Он отхлебнул чай и принялся намазывать варенье на хлеб. Я поспешил согласиться с его мыслью — в чем бы она не заключалась — и последовал примеру. Такой вид десертов мне всегда нравился, хотя я предпочитал его не с чаем или кофе, а с обычным молоком.
— Но вернемся к выбору профессий. Вот Виталий меня разочаровал, — внук на всякий случай втянул голову в плечи, — окончил какой-то журналистский факультет, работает на радио — что это за работа? Хотя языки знает и дело нужное делает — рассказывает миру о наших достижениях. Но это он в отца, тот тоже всю жизнь статейки кропает в газеты, ни гвоздя не забил.
Ворчание старика мне было не очень интересно. Я уже понял, что он недолюбливал зятя-журналиста и считал его кем-то вроде нахлебника, хотя явно незаслуженно — судя по всему, этот неведомый мне товарищ «умел жить» по любым советским меркам и обеспечивал неплохую жизнь не только себе, но и жене, и сыну, и тестю. Виталику, видимо, досталась порция этой нелюбви, отчего он и вырос слегка закомплексованным парнем с бунтарским душком, чудом сохранившимся в его измученном придирками организме; не будь в нем этого внутреннего бунтаря, черта с два он угнал бы машину из-под дедовского бдительного носа.

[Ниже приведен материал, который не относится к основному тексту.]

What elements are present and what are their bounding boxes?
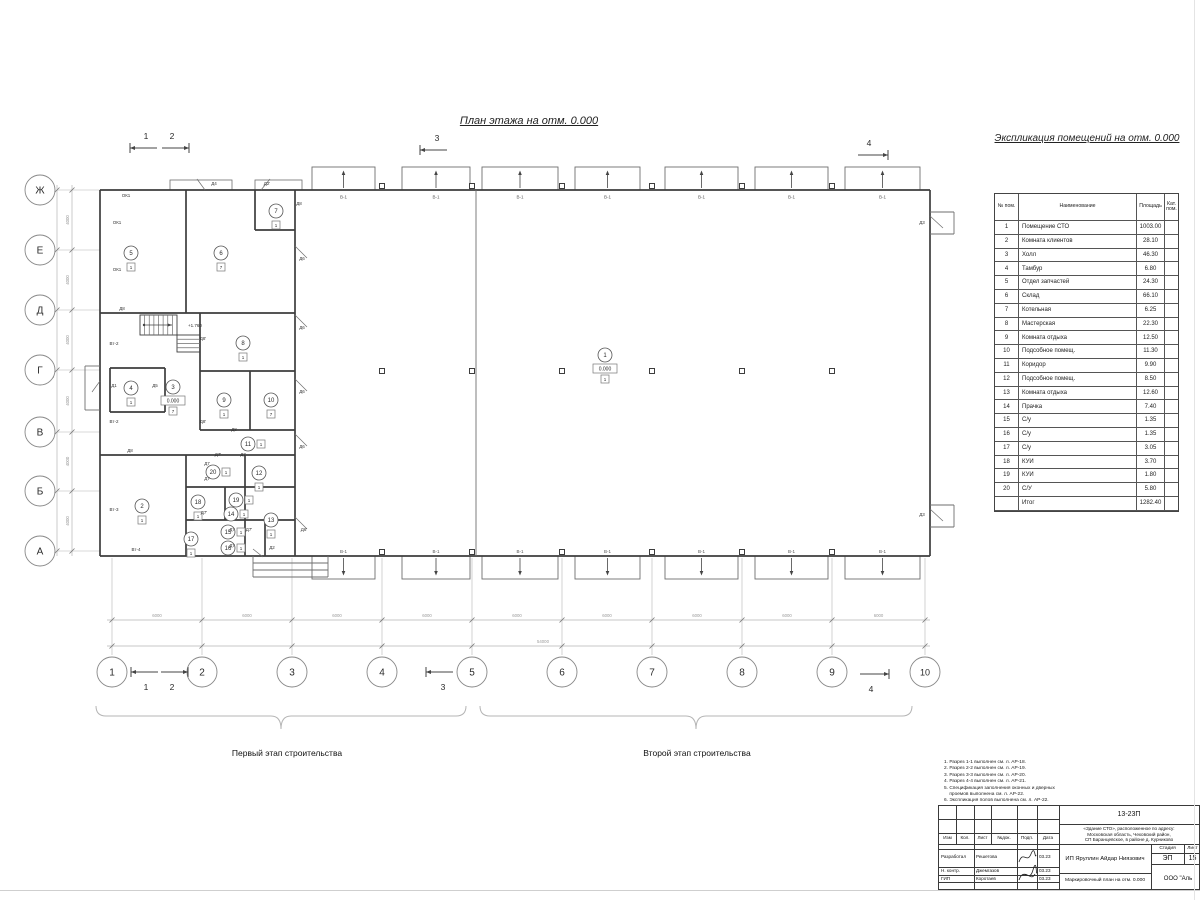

— Журналистикой тоже кто-то должен заниматься, — примирительно сказал я. — И если есть талант к этому, то почему бы и нет?
— Вот и я говорю — баловство всё это, — кивнул старик, видимо, сочтя моё высказывание за поддержку его взглядов.
Я не стал его переубеждать.
— А вы на кого учились? — поинтересовался я.
Правда, это мне тоже было не очень интересно. С большим удовольствием я бы задал вопрос «можно я уже пойду?». Я чувствовал смертельную усталость, у меня в сумке болталось две бутылки пива, которые уже заждались, когда я их выпью. И вообще я планировал разделить их с Жасымом, если Дёма снова куда-нибудь срулит — ну или с обоими сразу, если наш блудный сосед по какой-то причине решит провести субботний вечер в нашей компании. Под хороший разговор, конечно, а не танцы вокруг да около на пару с незнакомым и потенциально опасным господином.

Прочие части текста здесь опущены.